Su única posibilidad, eso cree, es agarrarse a
la corriente de la vida, duda de si es vida o Vida, pero es la libertad vital,
desbordante, para hacer de acuerdo con la propia vida, él, ser racional, lleno
de todo, de sentimientos y todas las demás facultades del hombre, aun las no
sacadas desde sí por el hombre tras su andar de siglos. Unos pocos hombres nos
han dejado mucho y nos han mostrado algo de lo que todos tenemos.
La libertad plena, pero aun de esto ese hombre
solo no es capaz, no es posible así, lo único que ve, que intenta es, con todo
lo que es en él, que lo sabe en todos y cada uno de los hombres, aunque no lo
hayan querido conocer, ni vivir o lo nieguen y con la fuerza de su fe en el
hombre, no detenerse, ser, estar en el mundo y, sabiéndose fuera del sistema,
ser mundo.
Tras eso: ser, estar en mundo y ser mundo, esconde
una declaración de amor hacia el hombre.
[1] A. Camus. El hombre rebelde. Alianza Editorial. Madrid. 2.001. (p. 21)
[2] Algunos de los conceptos, ideas y hechos que se citan a lo largo de estas páginas, muchas veces sin una explicación pormenorizada, se desarrollan algo más en otros trabajos que aparecen en esta misma Página web.
[3] Ver Libertad y hombre de hoy en esta misma página web.
[4] A. Camus. El hombre rebelde... (p.10).
[5] A. Camus. La caída. Alianza Editorial. Madrid. 2.000. (p. 96).
[6] Una idea de qué es el dogmatismo, para el que no existe el problema del conocimiento, la desarrolla Hessen, dice: "En el dogmatismo... el sujeto, la conciencia cognoscente, aprehende su objeto.

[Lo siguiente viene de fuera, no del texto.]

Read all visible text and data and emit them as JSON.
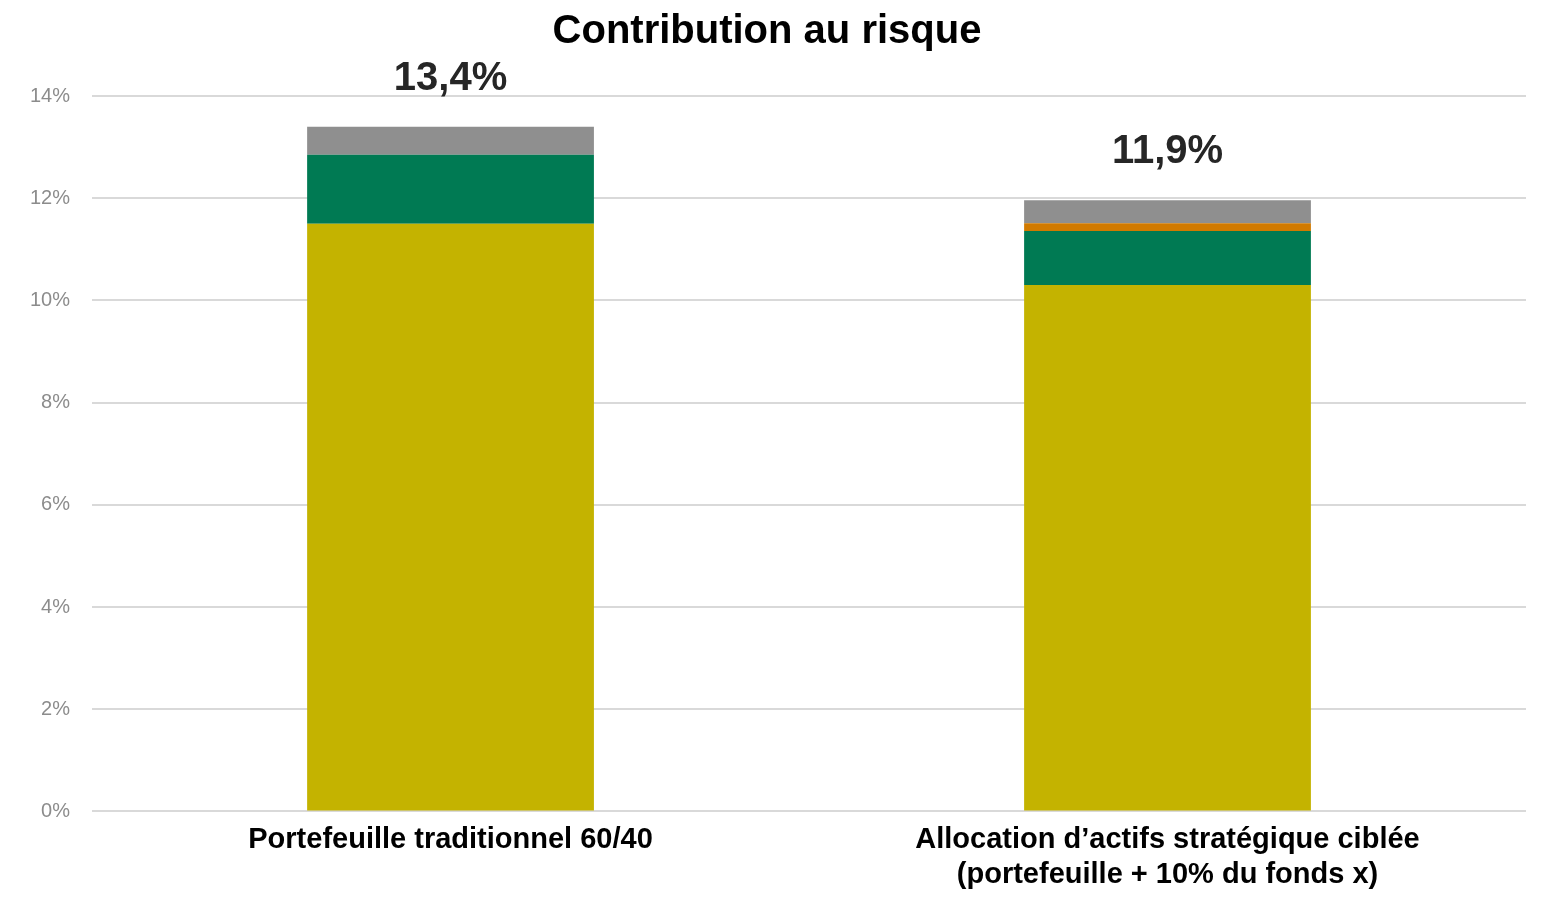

Esta posición se sustenta en una confianza en la razón humana, todavía no debilitada por ninguna duda... El contacto entre el sujeto y el objeto no puede parecer problemático a quien no ve que el conocimiento es por esencia una relación entre el sujeto y el objeto... También los valores existen, pura y simplemente, para el dogmático".

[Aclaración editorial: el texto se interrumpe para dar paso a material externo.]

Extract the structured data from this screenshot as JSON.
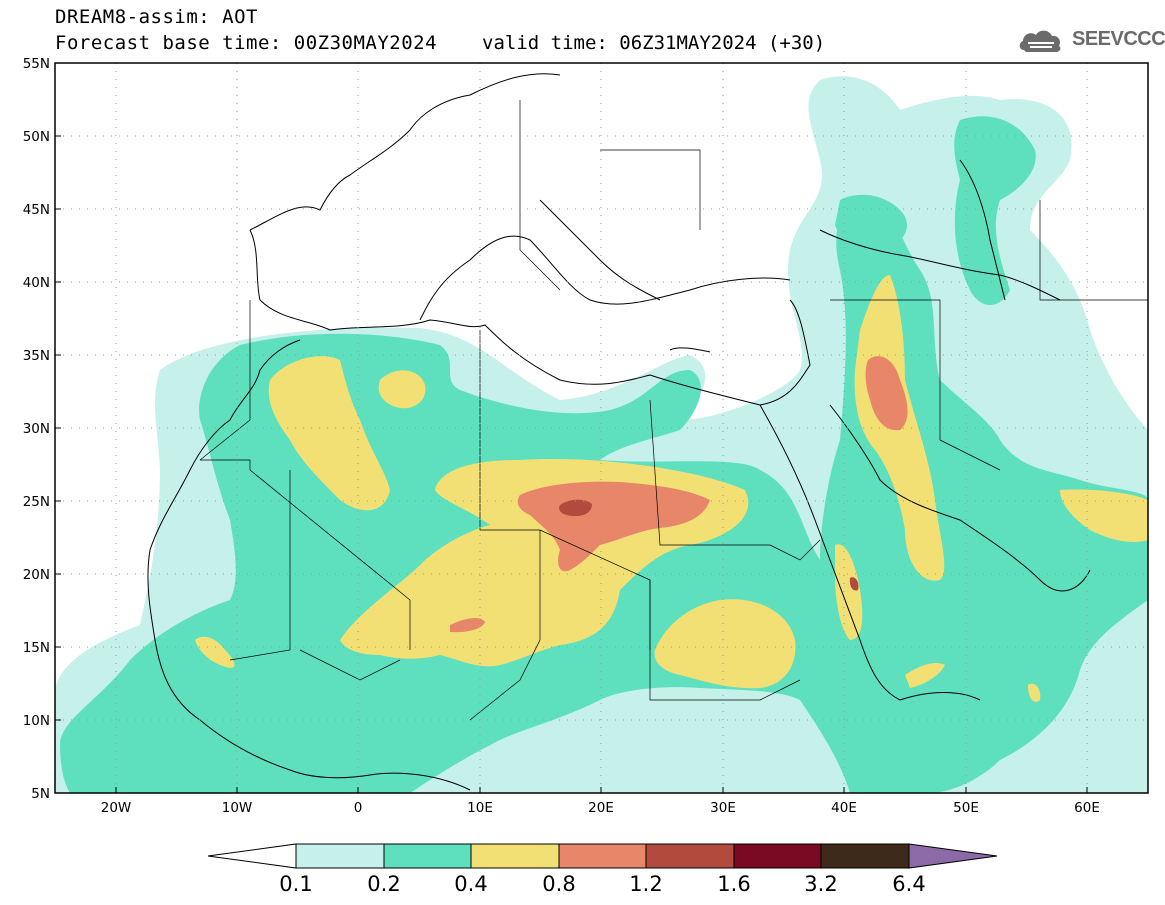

J. Hessen. Teoría del conocimiento. Col. Austral. Espasa-Calpe. Madrid. 1.991 (pp. 68-69)
[7] J. F. Lyotard. La condición postmoderna. Altaya. Madrid. 1.999. (p. 10).
[8] A. Camus. El hombre rebelde. ... (p. 166).
[9] J. Ortega y Gasset La rebelión de las masas. Ediciones Orbis. Barcelona. 1.983 (p. 13)
[10] J. Ortega y Gasset. La rebelión... (p. 173).